La vejez hace que mucha gente de un giro a sus vidas, que sus vidas en apariencia viren. Sólo en apariencia, porque la zorra cambia de pelo, pero nunca de mañas.
Ceferina era muy de ir enfundada en un abrigo de astracan polvoriento con cuello de zorro gris, nadie supo cómo había llegado a sus manos, di de qué mano era, pero era claro que era algo que chirriaba a pesar de estar ajado, con su paleto y provinciano estilismo. El zorro en cuestión envolvía el ancho cuello de Ceferina, y le confería entre el pelamen y el tufo a perfume fuerte y barato un aire de madame de barrio marginal de urbe con mucho obreraje.
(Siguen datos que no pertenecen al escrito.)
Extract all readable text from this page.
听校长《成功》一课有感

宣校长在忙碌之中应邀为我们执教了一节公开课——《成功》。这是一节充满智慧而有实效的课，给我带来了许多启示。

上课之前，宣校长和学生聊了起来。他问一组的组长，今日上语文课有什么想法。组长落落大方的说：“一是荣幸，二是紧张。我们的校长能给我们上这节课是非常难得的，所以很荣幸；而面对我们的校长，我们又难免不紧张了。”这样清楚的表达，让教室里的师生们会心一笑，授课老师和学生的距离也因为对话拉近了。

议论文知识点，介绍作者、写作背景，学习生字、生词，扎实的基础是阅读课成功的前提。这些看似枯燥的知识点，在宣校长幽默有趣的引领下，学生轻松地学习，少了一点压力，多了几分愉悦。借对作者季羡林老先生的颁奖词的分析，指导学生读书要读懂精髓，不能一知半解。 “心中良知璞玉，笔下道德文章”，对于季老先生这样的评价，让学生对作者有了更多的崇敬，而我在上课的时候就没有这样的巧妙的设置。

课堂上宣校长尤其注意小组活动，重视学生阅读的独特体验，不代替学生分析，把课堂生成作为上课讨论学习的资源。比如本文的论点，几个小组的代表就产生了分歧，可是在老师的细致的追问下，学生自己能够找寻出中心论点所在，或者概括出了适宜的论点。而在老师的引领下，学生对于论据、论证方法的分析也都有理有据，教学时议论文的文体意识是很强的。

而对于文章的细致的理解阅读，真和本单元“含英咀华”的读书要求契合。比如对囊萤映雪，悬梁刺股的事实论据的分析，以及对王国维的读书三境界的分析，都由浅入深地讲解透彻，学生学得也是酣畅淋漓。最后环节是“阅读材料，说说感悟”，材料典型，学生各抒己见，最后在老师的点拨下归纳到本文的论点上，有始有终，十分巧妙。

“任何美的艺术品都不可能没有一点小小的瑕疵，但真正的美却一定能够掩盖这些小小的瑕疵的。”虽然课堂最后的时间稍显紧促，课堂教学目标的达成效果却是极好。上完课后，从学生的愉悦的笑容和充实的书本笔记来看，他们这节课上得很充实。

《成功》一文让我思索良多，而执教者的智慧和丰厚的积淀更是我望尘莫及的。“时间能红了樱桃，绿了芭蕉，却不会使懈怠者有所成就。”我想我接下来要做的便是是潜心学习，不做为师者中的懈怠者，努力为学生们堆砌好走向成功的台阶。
Ceferina era mayor y estaba en horas bajas. pero siempre había tenido buena boca, no solía hacer asco a casi nada, y sobre todo si ese algo tenía algo de parné. Quien la ha visto y quien la ve. En primera fila, dándose golpes de pecho con los papeles del canturreo, luciendo baratijas orinadas, perlas falsas y estampados estridentes, siendo la señora que nunca fue, siendo la reina tuerta, entre las ciegas súbditas.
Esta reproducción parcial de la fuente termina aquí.